The least and the simplest decorations are the tools use in field work: on the hoe and scythe handles, on the wooden saddle there are incisions of lines, dots, stylised trees, and other motifs. The tools used to process textile fibres, especially the distaffs the men used to make for the women in the family, are far more richly decorated with geometrical motifs. On some tools specific to men, such as the shepherds clubs, genuine scenes of pastoral life are sculpted, to which one could add the name of the owner and the year the club was made, whereas the ceremonial items, such as the maces of wedding masters of ceremony, have their head with anthropomorphic motifs and inlay beads.
Examples of the combination of utility and beauty, of the artisans’ skill, and of keeping old folk beliefs are the folk technical installations; the wooden mills and wine presses have column-shaped pegs and are protected by beautifully sculpted horse-heads.
The art of the wood artisans is best seen in the pieces of furniture, which are remarkable both in terms of number and in their artistic value. There are very few benches that differ in only one element, namely their tall arms called “fruntare”, whereas the beds are rarely decorated. The stools and low tables owe their beauty mainly to their shape and proportions. Characteristic for the Neamț area is the table-chest, not very deep, decorated with rosettes. Similarly, the most beautiful nineteen-century corner-cabinets have chiselled solar motifs on their doors.
In terms of decorations, the dowry chests represent the richest and most varied pieces of peasant furniture. This book contains a large number of dowry chests made according to a carpenter’s craft, i.e., they are joined in a carpenter’s manner, i.e., “groove and tongue” joint and wood pegs, the decorations making these techniques visible. The chests are not painted, the use of mordant having the role to highlight the chiselled motifs. Thus, many hope chests on the Bistrița Valley were decorated with flowers (tulips), cypress trees, whereas in the Neamț area one can also encounter schematic representation of people and their homes. The cross and the tree of life are quite frequent in these areas. In the Roman area, geometrical decorations prevail.
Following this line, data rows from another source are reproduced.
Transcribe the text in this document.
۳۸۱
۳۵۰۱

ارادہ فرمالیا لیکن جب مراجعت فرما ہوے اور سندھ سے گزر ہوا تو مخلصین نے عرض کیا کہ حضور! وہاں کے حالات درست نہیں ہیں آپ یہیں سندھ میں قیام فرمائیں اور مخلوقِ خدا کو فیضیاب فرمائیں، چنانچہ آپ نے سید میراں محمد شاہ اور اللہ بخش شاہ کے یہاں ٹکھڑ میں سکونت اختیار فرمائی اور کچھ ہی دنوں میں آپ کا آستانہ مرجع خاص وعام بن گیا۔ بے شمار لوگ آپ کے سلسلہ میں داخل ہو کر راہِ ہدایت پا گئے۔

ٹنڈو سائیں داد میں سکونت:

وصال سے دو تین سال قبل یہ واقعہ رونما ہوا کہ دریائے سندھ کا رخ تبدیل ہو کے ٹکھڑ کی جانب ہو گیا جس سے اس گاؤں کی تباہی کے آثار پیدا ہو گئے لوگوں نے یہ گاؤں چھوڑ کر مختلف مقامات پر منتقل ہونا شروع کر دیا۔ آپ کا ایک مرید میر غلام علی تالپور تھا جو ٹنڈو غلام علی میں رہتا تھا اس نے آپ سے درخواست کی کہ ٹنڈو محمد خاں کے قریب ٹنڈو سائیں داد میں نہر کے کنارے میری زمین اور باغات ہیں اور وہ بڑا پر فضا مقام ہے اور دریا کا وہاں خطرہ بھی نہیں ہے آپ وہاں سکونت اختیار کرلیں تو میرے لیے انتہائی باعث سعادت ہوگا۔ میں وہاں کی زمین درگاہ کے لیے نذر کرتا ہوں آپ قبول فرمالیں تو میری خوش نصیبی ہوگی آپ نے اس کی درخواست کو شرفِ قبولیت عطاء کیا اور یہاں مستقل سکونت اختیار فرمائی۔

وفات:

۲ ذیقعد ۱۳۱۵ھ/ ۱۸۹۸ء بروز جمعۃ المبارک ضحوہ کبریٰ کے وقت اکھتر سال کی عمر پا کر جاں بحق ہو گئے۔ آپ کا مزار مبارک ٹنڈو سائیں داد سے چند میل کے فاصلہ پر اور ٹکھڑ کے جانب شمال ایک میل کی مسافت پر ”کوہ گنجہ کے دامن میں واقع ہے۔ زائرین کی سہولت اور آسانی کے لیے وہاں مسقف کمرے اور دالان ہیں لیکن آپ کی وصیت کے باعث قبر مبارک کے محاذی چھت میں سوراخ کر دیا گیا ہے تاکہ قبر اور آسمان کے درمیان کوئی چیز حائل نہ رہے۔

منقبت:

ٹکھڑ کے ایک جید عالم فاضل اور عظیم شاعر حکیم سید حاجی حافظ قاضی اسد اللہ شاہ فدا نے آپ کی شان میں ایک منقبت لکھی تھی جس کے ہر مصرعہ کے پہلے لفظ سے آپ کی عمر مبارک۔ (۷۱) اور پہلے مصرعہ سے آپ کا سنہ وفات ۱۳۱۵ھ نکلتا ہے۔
The abundance of wood as raw material and the easiness of processing it favoured both the increased number of wood artisans, that each village had their own local ones. Still, at the beginning of the twentieth century, specialised wood processing centres were set up, where entire families used to make extremely beautiful objects in their own shops. Such centres mostly developed in market towns such as Târgu-Neamț, Piatra Neamț, and Roman, but in the large villages as well, e.g., Bicaz, Ceahlău, Tarcău, Bozieni, Roznov, Vânători-Neamț, Petricani, Bălțătești, and others.
Thus, the traditional art of wood has developed through the centuries by combining the artisan’s craft with the virtues of wood. This art was prevailing everywhere where people cherished the forest and the wood that stimulated the creation of genuine artistic jewellery made of this noble and warm material to the great satisfaction of the artisans and the great enjoyment of people in the past, nowadays, and tomorrow.